04/03/2021

Les bons "vieux Suisses" - Des avatars du fédéralisme

Bien inhabituel dans ce pays d'amour des lois (en général, nos compatriotes peuvent reprendre sans difficulté cette formule de l'Hymne vaudois)... Dans les derniers jours de février, plusieurs gouvernements cantonaux entrent carrément dans l'illégalité en laissant ouvertes les terrasses des restaurants d'altitude.
 
Même pour qui juge que la tolérance est une vertu, cela  interpelle - et c'est un euphémisme (j'ai eu l'occasion abondamment au cours de ma carrière de connaître le côté hyper-sérieux, "gründlich" à tout crin, de nos compatriotes). La stupéfaction suivante, c'est de constater que c'est le fait en particulier des Waldstätten... On n'en croit pas ses oreilles.
 
Bon, après s'être donné des frissons en désobéissant au Gouvernement fédéral, nos "chers et fidèles Confédérés" ont réalisé qu'ils poussaient le bouchon trop loin, dans un éclat populiste indéfendable, et sont rentrés dans le rang. Fin de l'épisode (jusqu'au suivant ?).
 
Une question intéressante  toutefois: imaginer ce qui se serait passé si c'était des cantons romands qui ainsi avaient foulé aux pieds le cadre constitutionnel et légal, qui s'étaient fichus de manière assumée de la figure du Conseil fédéral. La distinguée (et la moins distinguée) presse alémanique s'en serait donné à coeur joie: avalanches de critiques acérées sur de mauvais citoyens, perdus d'honneur (comme on disait dans le passé), appel à la mise sous tutelle de la partie francophone pays, et j'en passe. On aurait vu et entendu quelque chose.

16/10/2020

Acquittement à Genève - Cela me fait de la peine pour les Vaudois

En toute humilité, je prétends être un Vaudois pur sucre, "de sorte" comme on dit chez nous. Fils et frère de vigneron dans la région de Morges, je suis enraciné dans la terre du coteau des Abbesses. D'où je suis parti au nom du principe "J'ai des racines, je m’en sers pour avancer".
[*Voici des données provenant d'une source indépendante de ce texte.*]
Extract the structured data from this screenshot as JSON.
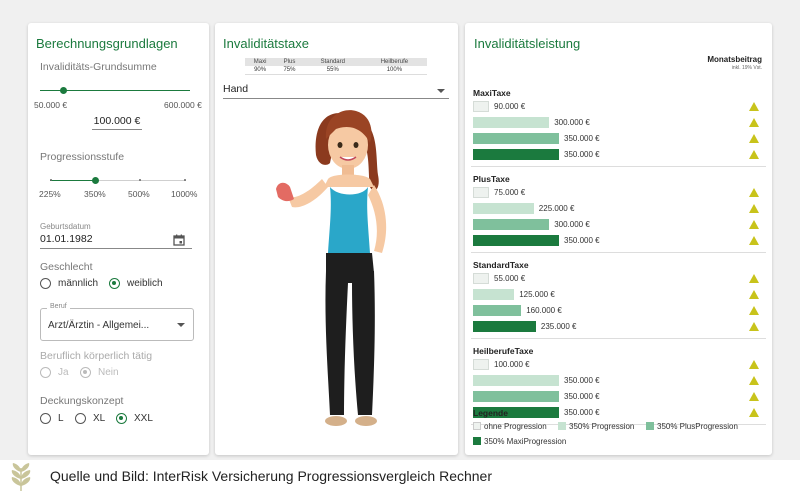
{
  "left": {
    "title": "Berechnungsgrundlagen",
    "grundsumme": {
      "label": "Invaliditäts-Grundsumme",
      "min_label": "50.000 €",
      "max_label": "600.000 €",
      "value": "100.000 €",
      "fraction": 0.05
    },
    "progression": {
      "label": "Progressionsstufe",
      "ticks": [
        "225%",
        "350%",
        "500%",
        "1000%"
      ],
      "selected": "350%"
    },
    "geburtsdatum": {
      "label": "Geburtsdatum",
      "value": "01.01.1982",
      "icon": "calendar-icon"
    },
    "geschlecht": {
      "label": "Geschlecht",
      "options": [
        "männlich",
        "weiblich"
      ],
      "selected": "weiblich"
    },
    "beruf": {
      "label": "Beruf",
      "value": "Arzt/Ärztin - Allgemei..."
    },
    "koerperlich": {
      "label": "Beruflich körperlich tätig",
      "options": [
        "Ja",
        "Nein"
      ],
      "selected": "Nein"
    },
    "deckung": {
      "label": "Deckungskonzept",
      "options": [
        "L",
        "XL",
        "XXL"
      ],
      "selected": "XXL"
    }
  },
  "middle": {
    "title": "Invaliditätstaxe",
    "table": {
      "headers": [
        "Maxi",
        "Plus",
        "Standard",
        "Heilberufe"
      ],
      "values": [
        "90%",
        "75%",
        "55%",
        "100%"
      ]
    },
    "select_value": "Hand"
  },
  "right": {
    "title": "Invaliditätsleistung",
    "monthly_header": "Monatsbeitrag",
    "monthly_sub": "inkl. 19% Vst.",
    "sections": [
      {
        "title": "MaxiTaxe",
        "rows": [
          {
            "value": "90.000 €",
            "level": 0.0
          },
          {
            "value": "300.000 €",
            "level": 0.86
          },
          {
            "value": "350.000 €",
            "level": 1.0
          },
          {
            "value": "350.000 €",
            "level": 1.0
          }
        ]
      },
      {
        "title": "PlusTaxe",
        "rows": [
          {
            "value": "75.000 €",
            "level": 0.0
          },
          {
            "value": "225.000 €",
            "level": 0.64
          },
          {
            "value": "300.000 €",
            "level": 0.86
          },
          {
            "value": "350.000 €",
            "level": 1.0
          }
        ]
      },
      {
        "title": "StandardTaxe",
        "rows": [
          {
            "value": "55.000 €",
            "level": 0.0
          },
          {
            "value": "125.000 €",
            "level": 0.36
          },
          {
            "value": "160.000 €",
            "level": 0.46
          },
          {
            "value": "235.000 €",
            "level": 0.67
          }
        ]
      },
      {
        "title": "HeilberufeTaxe",
        "rows": [
          {
            "value": "100.000 €",
            "level": 0.0
          },
          {
            "value": "350.000 €",
            "level": 1.0
          },
          {
            "value": "350.000 €",
            "level": 1.0
          },
          {
            "value": "350.000 €",
            "level": 1.0
          }
        ]
      }
    ],
    "row_colors": [
      "#eef2ef",
      "#c6e3d1",
      "#7fc09c",
      "#1b7a3e"
    ],
    "legend_title": "Legende",
    "legend": [
      "ohne Progression",
      "350% Progression",
      "350% PlusProgression",
      "350% MaxiProgression"
    ],
    "warn_color": "#c8c31b"
  },
  "caption": "Quelle und Bild: InterRisk Versicherung Progressionsvergleich Rechner",
  "brand_icon": "wheat-logo-icon"
}
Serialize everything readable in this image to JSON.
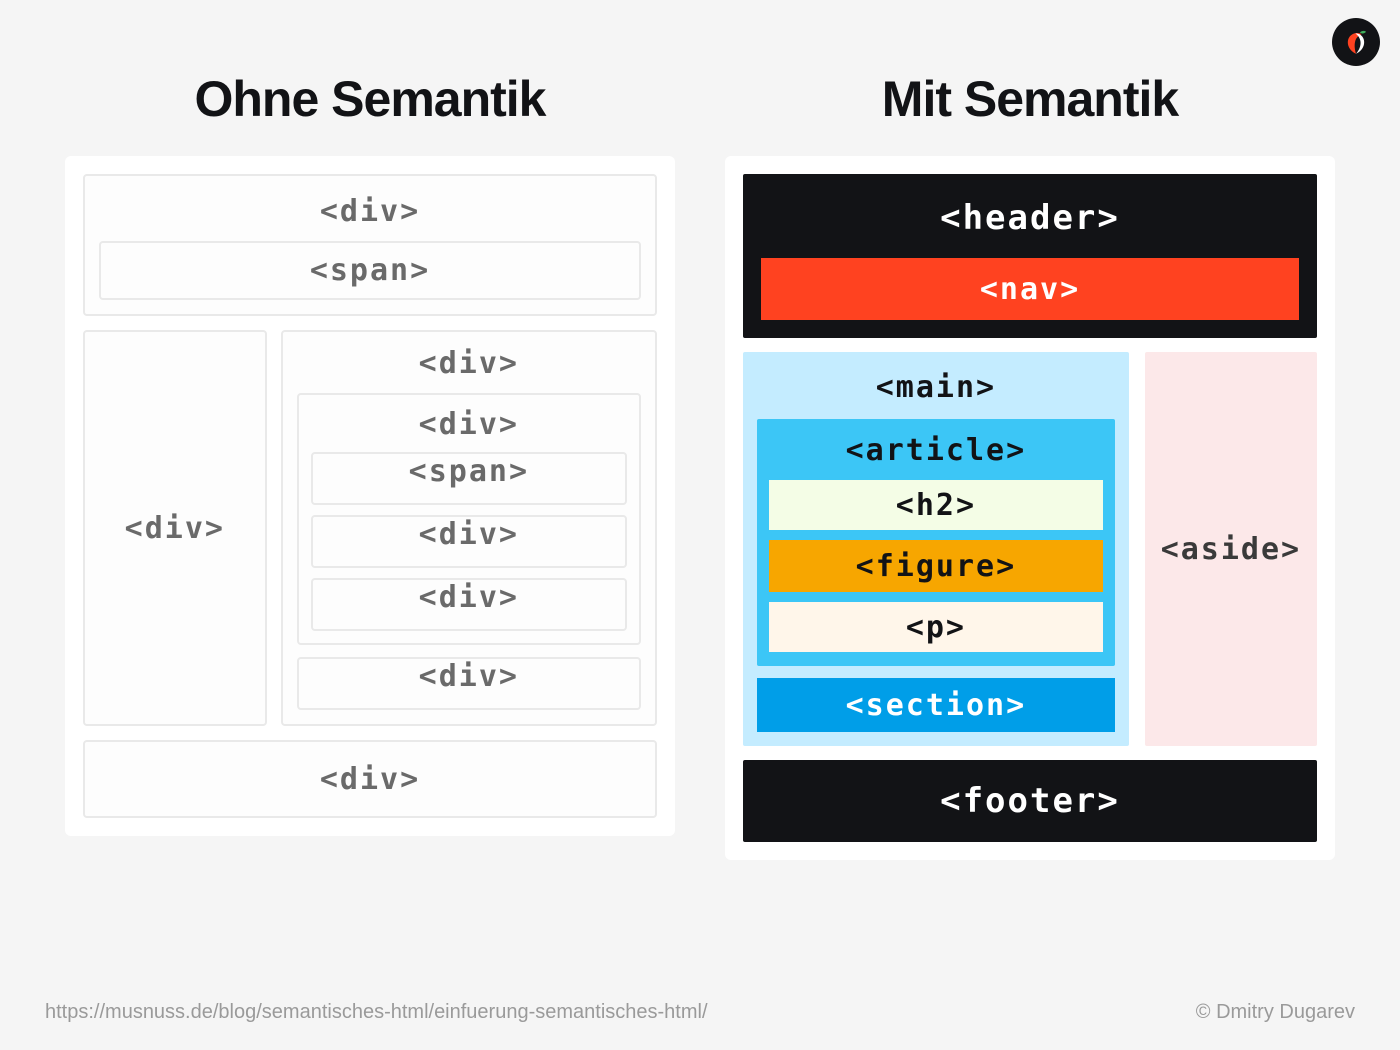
{
  "logo_name": "nut-logo",
  "left": {
    "title": "Ohne Semantik",
    "header_tag": "<div>",
    "header_inner": "<span>",
    "sidebar": "<div>",
    "main_tag": "<div>",
    "article_tag": "<div>",
    "article_items": [
      "<span>",
      "<div>",
      "<div>"
    ],
    "section": "<div>",
    "footer": "<div>"
  },
  "right": {
    "title": "Mit Semantik",
    "header": "<header>",
    "nav": "<nav>",
    "main": "<main>",
    "article": "<article>",
    "h2": "<h2>",
    "figure": "<figure>",
    "p": "<p>",
    "section": "<section>",
    "aside": "<aside>",
    "footer": "<footer>"
  },
  "footer_url": "https://musnuss.de/blog/semantisches-html/einfuerung-semantisches-html/",
  "footer_credit": "© Dmitry Dugarev"
}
Il m’arrive de ne pas craindre d'aller dans le sens du "Y en a point comme nous". Nous sommes un peu lents, campagnards, mais nous avons de solides qualités (vertus ?) aussi.

C'est dire que j'ai été très déçu pour nous, en apprenant le 15 octobre que, à Genève, une justice éclairée, appréciant lucidement où nous sommes et où nous allons, a acquitté en appel un militant pro-climat qui avait décoré la façade du Credit Suisse local d'une main rouge. La Cour a admis que ce jeune homme avait agi en état de nécessité. Remarquable - et si juste.

C'est aussi ce qu'avait relevé le 13 janvier dernier, à Renens, le Juge Philippe Colelough, s'agissant de 12 jeunes tennismen/women qui avaient voulu pratiquer leur sport au Credit Suisse lausannois. Mais, mal orienté, mal inspiré, myope, le Parquet vaudois a fait recours, recours gagné il y a trois semaines.

Je suis donc triste pour le le bon sens et la sagesse de mes concitoyens vaudois. Toujours un peu lents, c'est vrai, notre procureur en a aussi donné une nouvelle preuve.  Manque de discernement, difficulté à saisir à temps la réalité. Mais ne perdre espoir, le sens de l’histoire est clair.

12/09/2020

Personnalité juridique pour le Rhône... Quelle bonne idée !

 

Ce jour, dans l'émission hebdomadaire de "La Première" proche de la nature (Prise de terre), très intéressant entretien avec un membre d'une association qui entend œuvrer pour que notre ordre constitutionnel (en Suisse et en France) accorde la personnalité juridique à "notre" fleuve.

Oui, très bien de reconnaître l'importance d'éléments majeurs de notre environnement physique - ou biologique d'ailleurs. En Nouvelle-Zélande, en lnde et ailleurs, des fleuves se sont déjà vu accorder une telle personnalité. Ailleurs, ce sont des montagnes, ou des forêts qui l'ont reçue (Nouvelle-Zélande encore, Amérique latine)  Pour le moins, un telle disposition nous obligerait à être un peu plus réservé, retenu, avant de saccager notre milieu de vie. Heureuse perspective.

Bon, pas mal d'eau va encore couler entre Glacier et Bouches du Rhône avant que nos sociétés soient aussi audacieuses. Mais l'idée est excellente.